Second paragraph in, the story turned nasty.
Derek Flint, who but for the grace of God and the good sense of the electorate might have been sitting in the London Mayor’s office today, is rumoured to be under investigation by the Met. The Diary understands that irregularities in Flint’s election funding are the cause of this inconvenience.
Flint’s mentor, guru and éminence noir is, of course, Peter Judd, for whom accounting irregularities are hardly a novelty. Since the failure of his pet pol at the polls, Judd has been keeping a low profile. Long may it continue.
Okay, not as nasty as Judd deserved, but still.
Diana Taverner binned the newspaper. Whoever was doing her lackeying—turnover was high—would retrieve it for recycling in due course; meanwhile, she’d enjoy Judd’s failure for a moment, even if the bigger picture, the one in which he had her in a stranglehold, remained undimmed. Judd might no longer occupy a great office of state, and even he had presumably come to accept that he never would again, but his unwavering belief in his innate superiority would doubtless be unstymied by this latest setback. Despite—or perhaps because of—his lack of moral compass, he always found another direction to head in. As for Flint, Judd would already have consigned him to the swing bin of politics. Loyalty was a marketing ploy: If it didn’t get you your tenth cup of coffee free, it was wasted effort.

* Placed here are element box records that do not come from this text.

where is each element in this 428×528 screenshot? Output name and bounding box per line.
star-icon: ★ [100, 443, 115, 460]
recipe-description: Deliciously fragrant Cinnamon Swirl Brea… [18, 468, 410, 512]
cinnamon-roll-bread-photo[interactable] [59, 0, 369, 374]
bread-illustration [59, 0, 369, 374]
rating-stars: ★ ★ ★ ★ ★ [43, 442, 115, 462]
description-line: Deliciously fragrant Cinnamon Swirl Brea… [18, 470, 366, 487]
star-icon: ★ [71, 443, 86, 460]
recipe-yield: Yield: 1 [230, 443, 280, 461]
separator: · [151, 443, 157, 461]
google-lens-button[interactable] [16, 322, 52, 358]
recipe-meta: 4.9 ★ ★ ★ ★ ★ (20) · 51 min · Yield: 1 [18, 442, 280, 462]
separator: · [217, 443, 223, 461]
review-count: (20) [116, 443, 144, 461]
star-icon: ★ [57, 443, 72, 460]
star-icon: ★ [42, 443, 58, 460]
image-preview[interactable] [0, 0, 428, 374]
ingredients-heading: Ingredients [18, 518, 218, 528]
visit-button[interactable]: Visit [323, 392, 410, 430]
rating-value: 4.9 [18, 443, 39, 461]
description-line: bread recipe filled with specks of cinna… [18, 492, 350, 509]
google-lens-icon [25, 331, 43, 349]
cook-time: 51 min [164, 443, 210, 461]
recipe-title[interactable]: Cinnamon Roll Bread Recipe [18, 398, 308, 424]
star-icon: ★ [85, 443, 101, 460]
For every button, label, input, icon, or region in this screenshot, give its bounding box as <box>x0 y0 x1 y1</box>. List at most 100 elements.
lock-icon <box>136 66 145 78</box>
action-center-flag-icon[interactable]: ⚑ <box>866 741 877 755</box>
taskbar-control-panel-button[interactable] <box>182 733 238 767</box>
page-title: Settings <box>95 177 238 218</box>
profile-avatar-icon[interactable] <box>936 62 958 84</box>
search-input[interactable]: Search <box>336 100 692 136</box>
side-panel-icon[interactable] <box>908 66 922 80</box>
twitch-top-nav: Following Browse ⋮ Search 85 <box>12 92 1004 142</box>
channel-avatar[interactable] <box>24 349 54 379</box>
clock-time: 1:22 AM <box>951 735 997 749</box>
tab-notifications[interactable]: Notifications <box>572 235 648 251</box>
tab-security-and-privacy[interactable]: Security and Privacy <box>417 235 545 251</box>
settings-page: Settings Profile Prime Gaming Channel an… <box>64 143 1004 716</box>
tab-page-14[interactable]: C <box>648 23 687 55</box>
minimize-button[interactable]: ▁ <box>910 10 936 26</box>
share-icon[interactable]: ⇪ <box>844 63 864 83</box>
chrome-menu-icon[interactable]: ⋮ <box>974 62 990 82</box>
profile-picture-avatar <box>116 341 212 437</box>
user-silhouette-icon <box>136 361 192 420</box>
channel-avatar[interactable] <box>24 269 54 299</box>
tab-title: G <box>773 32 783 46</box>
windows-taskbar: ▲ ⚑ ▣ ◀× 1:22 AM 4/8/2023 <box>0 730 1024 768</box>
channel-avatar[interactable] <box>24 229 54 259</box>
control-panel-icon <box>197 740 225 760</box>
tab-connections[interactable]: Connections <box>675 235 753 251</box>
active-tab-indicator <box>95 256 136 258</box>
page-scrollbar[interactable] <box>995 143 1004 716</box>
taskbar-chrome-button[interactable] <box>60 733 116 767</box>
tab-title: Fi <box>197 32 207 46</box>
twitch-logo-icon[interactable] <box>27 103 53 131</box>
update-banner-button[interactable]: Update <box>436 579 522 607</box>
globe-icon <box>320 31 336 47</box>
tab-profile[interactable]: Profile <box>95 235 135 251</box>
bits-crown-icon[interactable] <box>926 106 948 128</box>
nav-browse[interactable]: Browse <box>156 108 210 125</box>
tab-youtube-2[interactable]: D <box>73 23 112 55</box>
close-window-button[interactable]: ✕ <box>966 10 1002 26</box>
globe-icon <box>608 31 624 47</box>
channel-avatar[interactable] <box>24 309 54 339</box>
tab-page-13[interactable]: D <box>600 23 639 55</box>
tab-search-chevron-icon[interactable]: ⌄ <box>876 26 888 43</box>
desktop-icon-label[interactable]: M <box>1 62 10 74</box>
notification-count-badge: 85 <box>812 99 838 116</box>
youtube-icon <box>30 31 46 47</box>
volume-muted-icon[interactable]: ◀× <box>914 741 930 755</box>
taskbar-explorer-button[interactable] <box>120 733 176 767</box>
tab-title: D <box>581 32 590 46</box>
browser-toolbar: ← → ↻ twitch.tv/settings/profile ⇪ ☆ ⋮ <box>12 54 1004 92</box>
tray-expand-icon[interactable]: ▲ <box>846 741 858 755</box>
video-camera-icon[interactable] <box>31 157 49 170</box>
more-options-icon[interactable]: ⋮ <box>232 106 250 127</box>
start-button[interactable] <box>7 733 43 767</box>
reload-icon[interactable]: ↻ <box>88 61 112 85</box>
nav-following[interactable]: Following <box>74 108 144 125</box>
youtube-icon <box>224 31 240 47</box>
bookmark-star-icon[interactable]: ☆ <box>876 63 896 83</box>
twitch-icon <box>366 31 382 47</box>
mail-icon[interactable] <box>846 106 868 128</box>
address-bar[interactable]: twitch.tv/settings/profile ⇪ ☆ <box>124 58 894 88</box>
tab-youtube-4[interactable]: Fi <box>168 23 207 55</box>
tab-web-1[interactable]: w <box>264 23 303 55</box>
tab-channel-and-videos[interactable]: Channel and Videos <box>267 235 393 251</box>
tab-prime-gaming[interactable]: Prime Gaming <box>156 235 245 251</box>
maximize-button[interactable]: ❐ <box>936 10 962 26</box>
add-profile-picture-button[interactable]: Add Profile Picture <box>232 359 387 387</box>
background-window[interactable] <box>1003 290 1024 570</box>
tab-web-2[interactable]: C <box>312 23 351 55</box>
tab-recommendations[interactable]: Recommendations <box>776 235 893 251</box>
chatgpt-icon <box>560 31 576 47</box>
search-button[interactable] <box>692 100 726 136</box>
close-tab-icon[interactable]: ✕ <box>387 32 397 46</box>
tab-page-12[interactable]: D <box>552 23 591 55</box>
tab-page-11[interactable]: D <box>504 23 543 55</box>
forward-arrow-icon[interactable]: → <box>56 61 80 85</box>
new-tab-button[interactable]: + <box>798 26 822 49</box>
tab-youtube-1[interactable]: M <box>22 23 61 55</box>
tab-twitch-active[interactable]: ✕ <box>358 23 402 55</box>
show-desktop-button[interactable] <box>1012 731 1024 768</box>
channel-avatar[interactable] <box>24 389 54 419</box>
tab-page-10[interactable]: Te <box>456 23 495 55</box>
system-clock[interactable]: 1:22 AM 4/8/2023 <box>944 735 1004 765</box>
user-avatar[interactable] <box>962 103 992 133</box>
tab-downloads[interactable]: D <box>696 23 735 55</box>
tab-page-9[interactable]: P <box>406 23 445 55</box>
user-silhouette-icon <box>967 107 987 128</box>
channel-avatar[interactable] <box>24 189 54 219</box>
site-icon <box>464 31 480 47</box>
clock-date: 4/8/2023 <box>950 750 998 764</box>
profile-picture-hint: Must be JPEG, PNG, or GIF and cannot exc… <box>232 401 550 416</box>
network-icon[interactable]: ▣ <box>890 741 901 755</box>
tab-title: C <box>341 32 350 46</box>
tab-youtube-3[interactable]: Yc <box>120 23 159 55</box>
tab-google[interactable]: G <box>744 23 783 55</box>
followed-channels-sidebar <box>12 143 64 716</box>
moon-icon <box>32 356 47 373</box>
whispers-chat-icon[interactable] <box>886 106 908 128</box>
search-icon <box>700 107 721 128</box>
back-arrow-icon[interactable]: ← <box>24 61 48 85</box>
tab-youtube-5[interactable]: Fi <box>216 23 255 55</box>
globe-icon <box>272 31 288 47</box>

And she had to admit a certain attraction to Judd’s attitude, particularly when it came to glazing over reversals. She could do with a little of that herself. A career spent running Regent’s Park was inevitably more stained by failure than garlanded by success, because when a threat to the nation was stubbed out few got to hear about it, but when a bomb went off on a weekday bus, the whole world held its breath. Besides, success could shade into its opposite. The victory that had meant most to her—an under-the-bridge act of vengeance, funded with Judd’s help—had long since curdled, her triumph ruined by the discovery that Judd’s PR firm was bankrolled by Chinese money, meaning that Taverner herself was left holding one end of a chain of firecrackers which, if lit, would not only burn down her career but leave the Park a charred smoky ruin. In some circumstances, the knowledge that applying a match would destroy both parties might be a source of comfort, but the concept of mutually assured destruction didn’t apply when one of the two considered himself fireproof. The time would come when Judd would act. He didn’t even have to see advantage for himself in the prospect. He simply had to be bored.